Open panapapa14 opened 1 month ago
Any ideas..?
Hi,
If you are using -s proc_hic
, the input parameter (-i
) has to be updated to get the bam files after mapping.
Of note, I would suggest to look now at the nf-core-hic pipeline which can be seen as a Nextflow version of HiC-Pro and is much more flexible to resume a pipeline or to play with the CPU/RAM requirement.
Hello! Thanks for the comment about nf-core-hic, I found the information about it very well organized and useful! I have a question about the pipeline though. When I try to use unzipped fastq files as input in my .csv file, I got an error telling that I must use fastq.gz files. But when I use the zipped versions of my samples I observe that the FASTQC step doesn't have access to my files and the process is being killed. Any suggestions?

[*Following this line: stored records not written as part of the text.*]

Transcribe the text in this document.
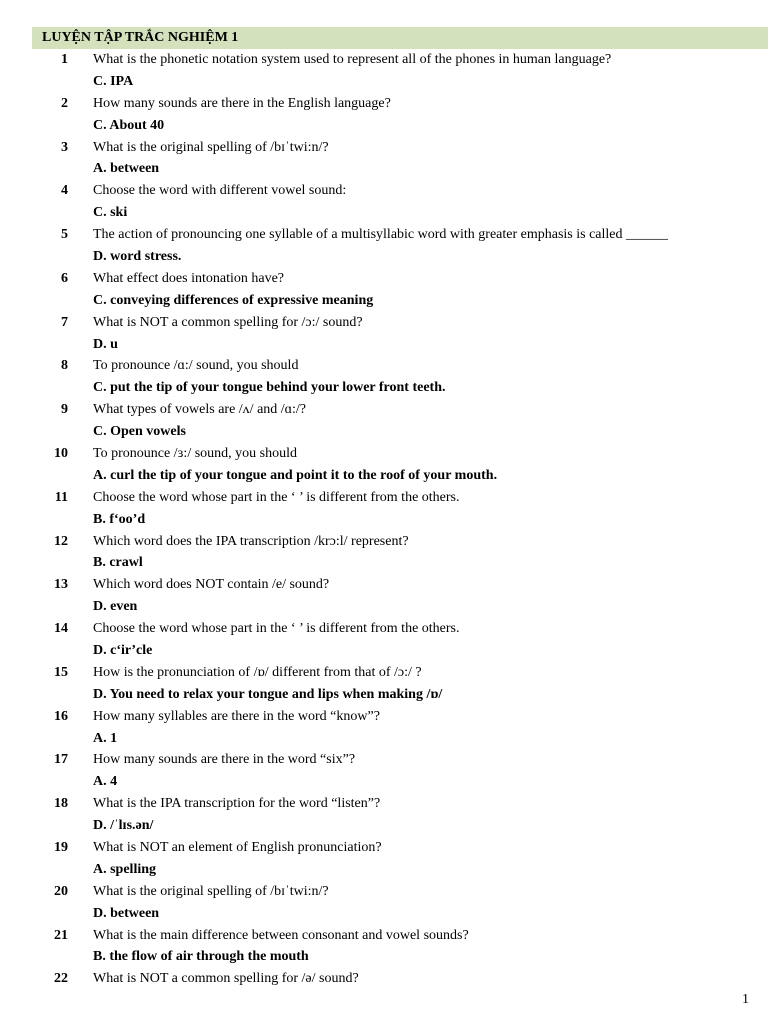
LUYỆN TẬP TRẮC NGHIỆM 1
1	What is the phonetic notation system used to represent all of the phones in human language?
C. IPA
2	How many sounds are there in the English language?
C. About 40
3	What is the original spelling of /bɪˈtwi:n/?
A. between
4	Choose the word with different vowel sound:
C. ski
5	The action of pronouncing one syllable of a multisyllabic word with greater emphasis is called ______
D. word stress.
6	What effect does intonation have?
C. conveying differences of expressive meaning
7	What is NOT a common spelling for /ɔ:/ sound?
D. u
8	To pronounce /ɑ:/ sound, you should
C. put the tip of your tongue behind your lower front teeth.
9	What types of vowels are /ʌ/ and /ɑ:/?
C. Open vowels
10	To pronounce /ɜ:/ sound, you should
A. curl the tip of your tongue and point it to the roof of your mouth.
11	Choose the word whose part in the ‘ ’ is different from the others.
B. f‘oo’d
12	Which word does the IPA transcription /krɔ:l/ represent?
B. crawl
13	Which word does NOT contain /e/ sound?
D. even
14	Choose the word whose part in the ‘ ’ is different from the others.
D. c‘ir’cle
15	How is the pronunciation of /ɒ/ different from that of /ɔ:/ ?
D. You need to relax your tongue and lips when making /ɒ/
16	How many syllables are there in the word “know”?
A. 1
17	How many sounds are there in the word “six”?
A. 4
18	What is the IPA transcription for the word “listen”?
D. /ˈlɪs.ən/
19	What is NOT an element of English pronunciation?
A. spelling
20	What is the original spelling of /bɪˈtwi:n/?
D. between
21	What is the main difference between consonant and vowel sounds?
B. the flow of air through the mouth
22	What is NOT a common spelling for /ə/ sound?
1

Hello there! I am facing the problem I am writing above. I have read plenty of related online comments and I have figured out that my BAM files were not sorted. My difficulty lies in the fact that I use the docker image and I am not sure how I am supposed to continue the execution after manually correcting the initially non-sorted BAM files. I have already tried to use the R1 and R2 bwt2merged.bam files (instead of the initial fastq files) in combination with the following command:
sudo docker exec -it hicpro3.0 /HiC-Pro_3.0.0/bin/HiC-Pro -i /HiC-Pro_3.0.0/transfers/rawdata -o HiC-Pro_3.0.0/transfers/output -c /HiC-Pro_3.0.0/transfers/config-hicpro.txt -s proc_hic -s merge_persample -s build_contact_maps -s ice_norm
but weirdly I get the very same error in my log files.